Grand-Fonds est d’abord rattaché sur le plan religieux à la paroisse de Saint-Fidèle qui a été érigée en 1855. Mais, en 1877 et en 1878, les habitants de Grands-Fonds demandent plutôt à être désormais desservi par le curé de la paroisse de Saint Étienne de La Malbaie. L’annexion de Grand-Fonds à La Malbaie s’effectue le 28 mai 1878. En 1891, le nouveau curé de La Malbaie, l’abbé Bruno-Élisée Leclerc considère même la possibilité d’établir une paroisse à Grand-Fonds lorsqu’il écrit à son Évêque Mgr Louis-Nazaire Bégin:
 
« J’ai trouvé à trois lieues de l’église une concession appelée Grand-Fonds...il y a 30 familles et une population de 200 quelques âmes.
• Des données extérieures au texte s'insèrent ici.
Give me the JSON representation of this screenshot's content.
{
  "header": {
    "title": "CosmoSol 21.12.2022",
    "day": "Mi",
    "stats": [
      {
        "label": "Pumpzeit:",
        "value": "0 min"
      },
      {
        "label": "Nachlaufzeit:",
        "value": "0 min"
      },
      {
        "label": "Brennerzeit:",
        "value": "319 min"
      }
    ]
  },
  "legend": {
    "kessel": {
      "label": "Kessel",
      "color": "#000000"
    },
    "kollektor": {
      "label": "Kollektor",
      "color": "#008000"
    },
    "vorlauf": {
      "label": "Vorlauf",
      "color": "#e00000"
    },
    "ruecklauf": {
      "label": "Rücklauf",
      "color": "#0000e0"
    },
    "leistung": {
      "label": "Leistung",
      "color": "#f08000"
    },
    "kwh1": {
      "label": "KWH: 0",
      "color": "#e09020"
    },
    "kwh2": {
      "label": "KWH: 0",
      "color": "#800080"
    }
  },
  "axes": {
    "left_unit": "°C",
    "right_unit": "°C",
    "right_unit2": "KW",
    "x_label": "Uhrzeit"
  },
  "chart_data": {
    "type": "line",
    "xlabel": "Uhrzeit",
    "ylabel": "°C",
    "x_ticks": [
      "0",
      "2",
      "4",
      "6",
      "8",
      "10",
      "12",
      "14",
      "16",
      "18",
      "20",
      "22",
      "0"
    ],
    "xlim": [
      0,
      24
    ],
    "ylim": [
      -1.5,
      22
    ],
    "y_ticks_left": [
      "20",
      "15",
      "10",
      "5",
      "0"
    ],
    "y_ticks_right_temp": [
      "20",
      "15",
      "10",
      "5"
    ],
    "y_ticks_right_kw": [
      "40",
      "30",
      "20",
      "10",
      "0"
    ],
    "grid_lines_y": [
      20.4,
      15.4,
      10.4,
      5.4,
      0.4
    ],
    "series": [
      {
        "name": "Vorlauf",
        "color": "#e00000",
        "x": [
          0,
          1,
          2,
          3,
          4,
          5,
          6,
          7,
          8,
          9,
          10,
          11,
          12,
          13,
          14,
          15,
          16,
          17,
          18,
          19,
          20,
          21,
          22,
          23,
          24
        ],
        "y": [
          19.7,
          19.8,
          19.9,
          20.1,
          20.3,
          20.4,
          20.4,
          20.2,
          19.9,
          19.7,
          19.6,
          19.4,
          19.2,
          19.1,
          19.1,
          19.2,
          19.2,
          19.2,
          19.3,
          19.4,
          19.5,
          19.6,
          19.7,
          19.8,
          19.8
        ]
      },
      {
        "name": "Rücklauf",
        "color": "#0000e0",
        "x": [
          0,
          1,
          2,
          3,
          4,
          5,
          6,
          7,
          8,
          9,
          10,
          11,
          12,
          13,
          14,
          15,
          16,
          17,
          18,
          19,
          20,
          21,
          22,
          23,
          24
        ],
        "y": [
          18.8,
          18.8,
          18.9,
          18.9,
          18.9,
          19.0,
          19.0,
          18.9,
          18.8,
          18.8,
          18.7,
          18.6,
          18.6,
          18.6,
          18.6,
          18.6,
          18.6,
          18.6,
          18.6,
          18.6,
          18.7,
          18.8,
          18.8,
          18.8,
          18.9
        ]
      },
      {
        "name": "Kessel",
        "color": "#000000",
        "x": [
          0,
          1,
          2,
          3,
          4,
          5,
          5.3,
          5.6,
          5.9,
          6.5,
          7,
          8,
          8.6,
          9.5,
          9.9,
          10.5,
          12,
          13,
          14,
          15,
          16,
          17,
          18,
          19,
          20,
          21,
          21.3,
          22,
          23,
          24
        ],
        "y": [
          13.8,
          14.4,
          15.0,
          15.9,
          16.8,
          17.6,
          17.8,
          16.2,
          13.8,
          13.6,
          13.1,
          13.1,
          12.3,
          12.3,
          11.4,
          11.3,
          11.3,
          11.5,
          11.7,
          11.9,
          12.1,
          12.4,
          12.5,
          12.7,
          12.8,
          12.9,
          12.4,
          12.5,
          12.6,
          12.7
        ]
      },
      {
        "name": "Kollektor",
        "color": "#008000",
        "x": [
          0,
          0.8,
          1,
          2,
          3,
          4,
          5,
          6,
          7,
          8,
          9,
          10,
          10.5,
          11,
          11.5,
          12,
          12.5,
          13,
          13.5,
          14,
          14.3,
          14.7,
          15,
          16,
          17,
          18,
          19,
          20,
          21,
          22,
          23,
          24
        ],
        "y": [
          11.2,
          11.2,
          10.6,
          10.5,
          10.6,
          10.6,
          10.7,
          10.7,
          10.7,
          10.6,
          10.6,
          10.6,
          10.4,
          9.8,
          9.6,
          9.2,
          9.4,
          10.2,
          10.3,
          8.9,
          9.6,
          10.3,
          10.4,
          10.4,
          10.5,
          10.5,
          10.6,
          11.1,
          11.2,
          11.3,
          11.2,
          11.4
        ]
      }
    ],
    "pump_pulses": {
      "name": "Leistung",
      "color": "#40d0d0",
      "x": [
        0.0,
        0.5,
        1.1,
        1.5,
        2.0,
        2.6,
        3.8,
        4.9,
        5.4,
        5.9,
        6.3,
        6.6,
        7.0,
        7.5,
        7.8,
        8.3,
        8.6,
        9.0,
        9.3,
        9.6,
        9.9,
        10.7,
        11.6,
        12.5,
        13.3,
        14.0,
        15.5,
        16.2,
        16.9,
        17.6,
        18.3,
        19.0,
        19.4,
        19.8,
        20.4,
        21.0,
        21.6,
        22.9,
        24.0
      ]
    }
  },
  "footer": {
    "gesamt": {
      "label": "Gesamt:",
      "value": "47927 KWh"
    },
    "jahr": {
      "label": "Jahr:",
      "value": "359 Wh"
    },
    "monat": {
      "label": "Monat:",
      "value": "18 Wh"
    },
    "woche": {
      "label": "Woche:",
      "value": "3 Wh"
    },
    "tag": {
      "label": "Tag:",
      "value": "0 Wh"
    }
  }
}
Je leur ai promis une chapelle...il faut venir au secours de ces braves gens. »
 
Le curé Leclerc met rapidement en marche le processus visant à créer une paroisse à Grand-Fonds: le 24 février 1892, il procède à la nomination d’un syndic chargé de prendre en charge la « mission de Sainte-Émérentienne de Grand-Fonds ». Le 14 juin 1893, en présence de l’Évêque de Chicoutimi, Mgr Michel-Thomas Labrecque, la chapelle de Grand-Fonds est ouverte au culte. La desserte de Grand-Fonds est alors bel et bien formée.
 
Les gens de Grands-Fonds cherchent par la suite à obtenir un curé résident sur place. Leurs efforts ne donnent aucun résultat puisque l’Évêque de Chicoutimi décide bientôt que cette desserte ne peut assurer des revenus suffisants afin de permettre à un curé de tirer sa subsistance dans ce milieu. La population de Grand-Fonds ne désarme pourtant pas et, en 1909, elle entreprend la construction d’un presbytère de deux étages du côté sud-ouest de la chapelle, pensant ainsi persuader définitivement l’Évêque de leur accorder une paroisse. Mais, le presbytère n’est jamais habité, ni même terminé. Il est démoli en 1935 : Sainte-Émérentienne de Grand-Fonds demeure une simple desserte religieuse où la messe est célébrée une fois la semaine environ par le curé de La Malbaie. 
 
Même si le secteur ne devient jamais une paroisse religieuse, Grand-Fonds reste un lieu d’où ont émergé des vocations religieuses. Parmi celles-ci, le père Vincent Harvey, dominicain, a marqué l’histoire du Québec. Directeur de la revue Maintenant de 1965 à sa mort survenue en 1972, le Père Vincent Harvey (né Gérard Harvey à Grand-Fonds en 1923) est un religieux fort érudit qui prend une importance intellectuelle majeure dans le Québec de la Révolution Tranquille. Il a ainsi influencé des penseurs et des personnalités politiques comme le sociologue Fernand Dumont, l’écrivaine Hélène Pelletier-Baillargeon, des anciens ministres québécois comme Jacques-Yvan Morin ou Louis O’Neil. Le Père Vincent Harvey reste toute sa vie proche des gens de Grand-Fonds. Il revient chaque année pêcher et chasser dans le secteur. Le 25 décembre 1953, le Père Vincent Harvey préside la première messe de minuit célébrée dans la chapelle de Grand-Fonds. Depuis cette date, il y a à chaque année une messe de minuit dans la chapelle de Grands-Fonds et les habitants du lieu gardent toujours précieusement le souvenir du Père Vincent Harvey.
 
Site récréatif et touristique, Grand-Fonds n’est pas un lieu officiel sur la carte. Mais, pour ceux qui l’habitent et aussi pour les visiteurs qui le fréquentent, c’est un milieu naturel attirant et un site chargé de l’histoire d’une population enracinée depuis plus de cent-cinquante ans sur place, fière de son héritage local dont la chapelle désormais centenaire reste le signe le plus tangible.


Bibliographie :

Chamberland, Jean-Marie. « Sainte-Émérentienne du Grand-Fonds : les cent ans d’une mission », Charlevoix, 15, novembre 1992, p. 21-31.